Jérôme a éventuellement trouvé l'aide dont il avait besoin à travers le système hospitalier public. Il a été très reconnaissant des 'conversations' que nous avions eu lors du counselling. Notre cheminement ensemble avait été plus qu'un simple accompagnement spirituel avec un client. Cela avait été un voyage toujours plus avant dans l'approfondissement de la confiance et du respect mutuel entre deux personnes. Bien que Jérôme demeure une personne vulnérable, je fais confiance de tout mon cœur à notre relation. Je sais que si les choses deviennent difficiles pour lui, il peut et il va s'approcher de moi. Il sait que je me préoccupe de lui et cela donne toute sa valeur à notre relation.
Il existe une incroyable incertitude attachée au travail de counselling.
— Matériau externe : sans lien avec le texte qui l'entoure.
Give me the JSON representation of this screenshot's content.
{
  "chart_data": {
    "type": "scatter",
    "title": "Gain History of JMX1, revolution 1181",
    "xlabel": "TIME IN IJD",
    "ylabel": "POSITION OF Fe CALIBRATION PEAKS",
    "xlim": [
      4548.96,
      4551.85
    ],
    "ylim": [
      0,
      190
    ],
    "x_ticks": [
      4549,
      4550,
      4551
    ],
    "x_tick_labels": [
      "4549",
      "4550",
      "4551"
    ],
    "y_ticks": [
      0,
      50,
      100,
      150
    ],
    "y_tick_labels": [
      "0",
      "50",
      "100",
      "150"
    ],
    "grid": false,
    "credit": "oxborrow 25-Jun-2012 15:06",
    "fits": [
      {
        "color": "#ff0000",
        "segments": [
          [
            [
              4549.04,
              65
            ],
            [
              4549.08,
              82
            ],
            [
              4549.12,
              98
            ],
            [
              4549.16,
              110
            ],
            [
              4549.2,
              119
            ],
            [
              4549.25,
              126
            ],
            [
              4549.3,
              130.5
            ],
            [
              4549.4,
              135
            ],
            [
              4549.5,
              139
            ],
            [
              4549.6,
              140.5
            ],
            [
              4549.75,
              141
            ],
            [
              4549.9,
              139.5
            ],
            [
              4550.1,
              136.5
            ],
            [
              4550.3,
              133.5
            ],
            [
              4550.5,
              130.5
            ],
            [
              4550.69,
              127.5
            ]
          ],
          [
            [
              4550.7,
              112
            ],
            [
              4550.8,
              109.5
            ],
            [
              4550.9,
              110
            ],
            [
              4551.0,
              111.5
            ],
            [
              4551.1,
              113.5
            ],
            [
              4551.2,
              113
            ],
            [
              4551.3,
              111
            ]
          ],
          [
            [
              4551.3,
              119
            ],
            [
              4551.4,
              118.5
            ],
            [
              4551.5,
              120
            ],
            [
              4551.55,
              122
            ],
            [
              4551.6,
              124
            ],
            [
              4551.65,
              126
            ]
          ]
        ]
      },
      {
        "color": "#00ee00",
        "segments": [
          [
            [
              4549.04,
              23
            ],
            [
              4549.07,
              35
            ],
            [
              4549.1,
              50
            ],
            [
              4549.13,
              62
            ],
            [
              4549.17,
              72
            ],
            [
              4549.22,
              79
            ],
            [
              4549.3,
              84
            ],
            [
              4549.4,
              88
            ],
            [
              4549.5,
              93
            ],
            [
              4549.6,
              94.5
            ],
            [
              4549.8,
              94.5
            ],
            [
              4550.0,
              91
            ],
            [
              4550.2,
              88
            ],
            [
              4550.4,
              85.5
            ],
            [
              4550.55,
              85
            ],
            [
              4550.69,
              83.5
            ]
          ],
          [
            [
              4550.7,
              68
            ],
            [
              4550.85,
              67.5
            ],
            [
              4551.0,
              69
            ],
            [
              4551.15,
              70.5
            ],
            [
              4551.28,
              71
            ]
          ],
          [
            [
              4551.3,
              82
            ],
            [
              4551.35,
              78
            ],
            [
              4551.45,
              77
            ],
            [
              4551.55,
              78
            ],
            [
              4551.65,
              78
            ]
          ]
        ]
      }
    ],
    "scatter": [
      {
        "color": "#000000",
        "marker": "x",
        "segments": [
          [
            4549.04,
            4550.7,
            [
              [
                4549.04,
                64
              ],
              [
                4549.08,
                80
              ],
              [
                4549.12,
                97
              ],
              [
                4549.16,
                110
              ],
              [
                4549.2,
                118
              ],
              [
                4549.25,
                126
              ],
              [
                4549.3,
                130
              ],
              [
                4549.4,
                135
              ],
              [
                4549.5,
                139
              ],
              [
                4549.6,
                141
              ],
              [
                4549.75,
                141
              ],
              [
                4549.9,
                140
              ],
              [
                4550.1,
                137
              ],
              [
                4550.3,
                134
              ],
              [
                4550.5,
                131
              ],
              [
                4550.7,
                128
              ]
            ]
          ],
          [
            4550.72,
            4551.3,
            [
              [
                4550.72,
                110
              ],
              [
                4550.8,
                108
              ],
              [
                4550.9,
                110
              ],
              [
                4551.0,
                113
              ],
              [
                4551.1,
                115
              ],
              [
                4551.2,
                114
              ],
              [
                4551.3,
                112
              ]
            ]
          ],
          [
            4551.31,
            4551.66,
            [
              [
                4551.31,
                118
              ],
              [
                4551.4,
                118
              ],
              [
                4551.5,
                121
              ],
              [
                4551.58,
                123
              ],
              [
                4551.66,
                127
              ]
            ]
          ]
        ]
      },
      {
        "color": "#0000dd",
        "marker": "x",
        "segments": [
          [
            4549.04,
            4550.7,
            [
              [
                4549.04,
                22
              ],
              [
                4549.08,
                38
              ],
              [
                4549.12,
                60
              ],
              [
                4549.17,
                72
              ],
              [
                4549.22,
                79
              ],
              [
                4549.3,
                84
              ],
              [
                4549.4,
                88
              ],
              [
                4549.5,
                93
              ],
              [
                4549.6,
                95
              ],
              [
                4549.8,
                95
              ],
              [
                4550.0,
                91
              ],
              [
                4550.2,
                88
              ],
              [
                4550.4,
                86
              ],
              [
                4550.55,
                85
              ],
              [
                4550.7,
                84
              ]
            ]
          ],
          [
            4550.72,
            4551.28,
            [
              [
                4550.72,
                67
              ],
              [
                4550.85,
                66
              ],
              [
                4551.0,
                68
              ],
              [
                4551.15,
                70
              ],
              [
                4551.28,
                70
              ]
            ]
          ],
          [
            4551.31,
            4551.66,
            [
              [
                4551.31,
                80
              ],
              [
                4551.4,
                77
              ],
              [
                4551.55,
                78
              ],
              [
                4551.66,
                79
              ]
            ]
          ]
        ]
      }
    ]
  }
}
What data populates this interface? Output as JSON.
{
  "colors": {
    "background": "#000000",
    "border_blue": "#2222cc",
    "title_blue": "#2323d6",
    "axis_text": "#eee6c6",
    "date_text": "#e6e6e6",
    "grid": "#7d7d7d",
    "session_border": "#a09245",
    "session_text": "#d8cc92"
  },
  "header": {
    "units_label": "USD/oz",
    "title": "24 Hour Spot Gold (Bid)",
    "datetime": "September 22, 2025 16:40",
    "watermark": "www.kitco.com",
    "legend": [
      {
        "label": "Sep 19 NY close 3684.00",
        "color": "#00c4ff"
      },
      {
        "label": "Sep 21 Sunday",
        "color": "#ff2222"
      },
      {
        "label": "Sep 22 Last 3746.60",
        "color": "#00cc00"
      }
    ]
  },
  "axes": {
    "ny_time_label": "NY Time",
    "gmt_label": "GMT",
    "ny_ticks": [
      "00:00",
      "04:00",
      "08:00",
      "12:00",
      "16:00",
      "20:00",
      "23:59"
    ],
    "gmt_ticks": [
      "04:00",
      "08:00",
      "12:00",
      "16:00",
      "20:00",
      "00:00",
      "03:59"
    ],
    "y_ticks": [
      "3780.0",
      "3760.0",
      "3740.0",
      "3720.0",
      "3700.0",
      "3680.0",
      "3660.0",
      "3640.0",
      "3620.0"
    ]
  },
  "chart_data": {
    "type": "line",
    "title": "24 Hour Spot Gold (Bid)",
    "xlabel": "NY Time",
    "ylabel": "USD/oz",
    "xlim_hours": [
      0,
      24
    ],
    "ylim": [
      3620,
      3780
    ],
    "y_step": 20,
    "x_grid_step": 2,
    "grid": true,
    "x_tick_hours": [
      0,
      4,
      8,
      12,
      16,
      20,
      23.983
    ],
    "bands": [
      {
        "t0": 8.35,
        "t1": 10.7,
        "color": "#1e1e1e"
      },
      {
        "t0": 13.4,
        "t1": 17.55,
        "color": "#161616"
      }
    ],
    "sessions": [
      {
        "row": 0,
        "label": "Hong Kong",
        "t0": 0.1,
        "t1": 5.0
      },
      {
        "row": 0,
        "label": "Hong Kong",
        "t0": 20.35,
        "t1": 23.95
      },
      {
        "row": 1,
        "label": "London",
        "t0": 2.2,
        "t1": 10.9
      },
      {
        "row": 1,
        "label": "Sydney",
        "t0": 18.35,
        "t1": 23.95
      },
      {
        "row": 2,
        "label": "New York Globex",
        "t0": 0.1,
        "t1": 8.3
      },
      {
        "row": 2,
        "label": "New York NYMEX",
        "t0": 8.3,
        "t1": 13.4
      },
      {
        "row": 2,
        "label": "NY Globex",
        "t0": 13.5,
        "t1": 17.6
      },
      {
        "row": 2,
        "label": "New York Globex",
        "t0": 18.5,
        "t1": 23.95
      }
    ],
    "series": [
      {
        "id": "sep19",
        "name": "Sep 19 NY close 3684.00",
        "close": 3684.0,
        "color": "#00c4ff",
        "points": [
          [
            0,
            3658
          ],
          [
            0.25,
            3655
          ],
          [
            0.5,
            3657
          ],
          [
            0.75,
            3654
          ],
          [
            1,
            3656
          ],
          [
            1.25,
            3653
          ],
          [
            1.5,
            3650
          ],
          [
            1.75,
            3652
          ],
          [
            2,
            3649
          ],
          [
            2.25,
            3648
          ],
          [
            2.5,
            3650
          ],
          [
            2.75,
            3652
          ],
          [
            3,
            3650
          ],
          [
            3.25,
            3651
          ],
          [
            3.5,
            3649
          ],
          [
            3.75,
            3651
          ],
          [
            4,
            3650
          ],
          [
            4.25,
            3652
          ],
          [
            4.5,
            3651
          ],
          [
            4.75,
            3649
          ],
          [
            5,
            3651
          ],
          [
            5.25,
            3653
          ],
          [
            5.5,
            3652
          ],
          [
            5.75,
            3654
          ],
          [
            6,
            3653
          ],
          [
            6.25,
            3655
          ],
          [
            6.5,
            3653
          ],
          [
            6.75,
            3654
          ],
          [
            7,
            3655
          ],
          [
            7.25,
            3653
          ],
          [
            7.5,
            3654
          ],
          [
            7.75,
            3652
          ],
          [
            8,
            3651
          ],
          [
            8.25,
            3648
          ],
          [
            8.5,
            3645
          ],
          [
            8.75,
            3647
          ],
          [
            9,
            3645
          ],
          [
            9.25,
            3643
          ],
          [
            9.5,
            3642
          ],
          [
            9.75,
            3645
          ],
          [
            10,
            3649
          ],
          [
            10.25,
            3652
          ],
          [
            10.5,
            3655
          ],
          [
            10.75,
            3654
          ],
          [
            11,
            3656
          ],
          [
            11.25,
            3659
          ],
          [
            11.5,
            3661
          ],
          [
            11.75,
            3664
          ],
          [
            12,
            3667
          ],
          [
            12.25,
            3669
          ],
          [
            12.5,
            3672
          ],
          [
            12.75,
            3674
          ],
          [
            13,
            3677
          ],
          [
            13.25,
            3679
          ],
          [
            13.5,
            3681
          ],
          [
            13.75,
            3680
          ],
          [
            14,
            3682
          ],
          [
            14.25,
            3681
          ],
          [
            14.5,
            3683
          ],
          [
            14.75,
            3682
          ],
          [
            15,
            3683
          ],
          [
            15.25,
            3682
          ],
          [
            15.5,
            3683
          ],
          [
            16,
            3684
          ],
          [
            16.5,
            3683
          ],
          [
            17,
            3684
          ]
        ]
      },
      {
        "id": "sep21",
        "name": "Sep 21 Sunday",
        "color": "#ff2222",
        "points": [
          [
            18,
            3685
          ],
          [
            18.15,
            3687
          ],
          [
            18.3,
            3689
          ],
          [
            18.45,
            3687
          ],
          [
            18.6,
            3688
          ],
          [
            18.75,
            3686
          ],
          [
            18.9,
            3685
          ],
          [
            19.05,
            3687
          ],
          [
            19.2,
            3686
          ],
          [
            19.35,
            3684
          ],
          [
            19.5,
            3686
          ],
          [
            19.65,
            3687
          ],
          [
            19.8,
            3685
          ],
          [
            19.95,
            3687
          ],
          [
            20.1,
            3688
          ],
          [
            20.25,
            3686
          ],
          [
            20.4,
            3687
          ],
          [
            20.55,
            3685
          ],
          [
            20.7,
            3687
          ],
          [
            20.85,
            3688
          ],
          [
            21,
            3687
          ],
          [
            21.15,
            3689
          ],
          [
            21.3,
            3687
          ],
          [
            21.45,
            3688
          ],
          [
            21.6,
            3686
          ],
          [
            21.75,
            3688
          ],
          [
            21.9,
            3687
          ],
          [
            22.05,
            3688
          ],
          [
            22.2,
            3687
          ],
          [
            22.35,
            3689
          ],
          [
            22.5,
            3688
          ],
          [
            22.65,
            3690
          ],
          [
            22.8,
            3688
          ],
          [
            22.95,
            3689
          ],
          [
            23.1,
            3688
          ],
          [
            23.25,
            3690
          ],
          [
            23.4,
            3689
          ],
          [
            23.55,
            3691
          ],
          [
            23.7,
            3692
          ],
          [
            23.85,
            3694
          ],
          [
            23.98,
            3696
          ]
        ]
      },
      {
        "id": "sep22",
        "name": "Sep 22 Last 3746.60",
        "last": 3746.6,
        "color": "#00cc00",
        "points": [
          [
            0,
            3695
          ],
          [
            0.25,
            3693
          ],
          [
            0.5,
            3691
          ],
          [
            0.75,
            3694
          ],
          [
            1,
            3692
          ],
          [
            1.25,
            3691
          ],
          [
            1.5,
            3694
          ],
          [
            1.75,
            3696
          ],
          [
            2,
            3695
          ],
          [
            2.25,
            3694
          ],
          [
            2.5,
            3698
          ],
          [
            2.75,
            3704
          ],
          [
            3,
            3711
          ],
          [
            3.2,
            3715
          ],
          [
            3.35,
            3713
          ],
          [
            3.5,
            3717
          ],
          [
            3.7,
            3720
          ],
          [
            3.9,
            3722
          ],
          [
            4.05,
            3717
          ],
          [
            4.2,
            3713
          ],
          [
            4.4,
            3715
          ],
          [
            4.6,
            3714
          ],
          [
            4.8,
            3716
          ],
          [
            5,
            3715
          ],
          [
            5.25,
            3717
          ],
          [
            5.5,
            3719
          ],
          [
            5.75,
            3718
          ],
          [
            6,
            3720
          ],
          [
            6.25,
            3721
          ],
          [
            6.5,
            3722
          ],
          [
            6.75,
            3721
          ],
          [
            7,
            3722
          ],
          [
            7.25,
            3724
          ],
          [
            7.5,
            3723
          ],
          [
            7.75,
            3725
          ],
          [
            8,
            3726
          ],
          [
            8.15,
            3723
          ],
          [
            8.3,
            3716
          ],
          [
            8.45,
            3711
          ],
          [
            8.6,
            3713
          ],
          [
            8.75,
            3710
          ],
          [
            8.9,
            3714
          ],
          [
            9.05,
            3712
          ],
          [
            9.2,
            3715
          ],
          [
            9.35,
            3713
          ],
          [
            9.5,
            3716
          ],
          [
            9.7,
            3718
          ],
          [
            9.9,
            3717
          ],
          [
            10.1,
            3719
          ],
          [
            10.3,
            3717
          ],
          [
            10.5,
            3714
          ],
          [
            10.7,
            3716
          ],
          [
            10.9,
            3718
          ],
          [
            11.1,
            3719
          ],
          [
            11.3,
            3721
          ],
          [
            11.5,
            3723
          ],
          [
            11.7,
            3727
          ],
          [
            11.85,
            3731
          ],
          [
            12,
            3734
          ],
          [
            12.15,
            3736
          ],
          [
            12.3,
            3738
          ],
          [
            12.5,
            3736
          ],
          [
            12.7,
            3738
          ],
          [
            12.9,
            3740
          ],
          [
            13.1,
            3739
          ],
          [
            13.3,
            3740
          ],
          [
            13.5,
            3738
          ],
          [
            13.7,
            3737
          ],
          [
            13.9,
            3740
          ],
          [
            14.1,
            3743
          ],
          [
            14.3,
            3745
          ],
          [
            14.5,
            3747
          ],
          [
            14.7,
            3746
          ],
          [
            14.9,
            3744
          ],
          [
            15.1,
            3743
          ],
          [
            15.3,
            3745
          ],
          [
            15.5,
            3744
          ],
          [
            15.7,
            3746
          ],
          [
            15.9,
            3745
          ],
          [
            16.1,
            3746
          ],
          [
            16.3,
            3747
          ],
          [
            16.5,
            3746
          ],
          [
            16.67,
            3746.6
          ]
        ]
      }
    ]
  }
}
Dans le cas de Jérôme, j'ignore ce que lui réserve l'avenir ou si nos sessions l'ont véritablement aidé. De tels défis m'ont amené à me poser quelques questions fondamentales sur moi-même; dont celle de savoir pourquoi je faisais ce que je faisais?
J'ignore si je peux l'articuler pleinement, mais je sais ce que je ressens. Lorsque j'entre en relation avec mes clients, lors de nos sessions, je sais que je me sens vivant. Je ne désire pas être ailleurs. Je ne fais pas semblant: Je me sens authentique et chez moi dans ce rôle de conseiller. Pourtant il y a des moments où je me sens perdu et impuissant. À ces moments-là, je reconnais que je rencontre une partie de ce que la personne en face de moi ressent et que je suis invité à être avec elle, maintenant et ici. Non pas à faire ou réparer quoique ce soit, mais tout simplement à être.
Dans la vie jésuite, la pression de devenir autre chose que ce que l'on est véritablement demeure une tentation constante. Si notre vocation est de demeurer authentique, nous devons apprendre à mourir, à laisser aller les fausses images de soi comme étant des sauveurs ou des messies: nous devons mettre des freins à l'ego. L'authenticité dont je parle est une invitation à entrer en eaux profondes. L'authenticité exigée par ceux que j'accompagne m'a invité à entrer plus pleinement dans mes propres "profondeurs" et à reconnaître l'incroyable besoin que j'ai de Dieu. Il est celui qui sauvera et guérira- je ne suis qu'un instrument imparfait. Dans ce travail intérieur j'ai souvent été encouragé par les mots de Mère Teresa:" Nous ne pouvons pas tous faire de grandes choses. Mais nous pouvons faire de petites choses avec beaucoup d'amour."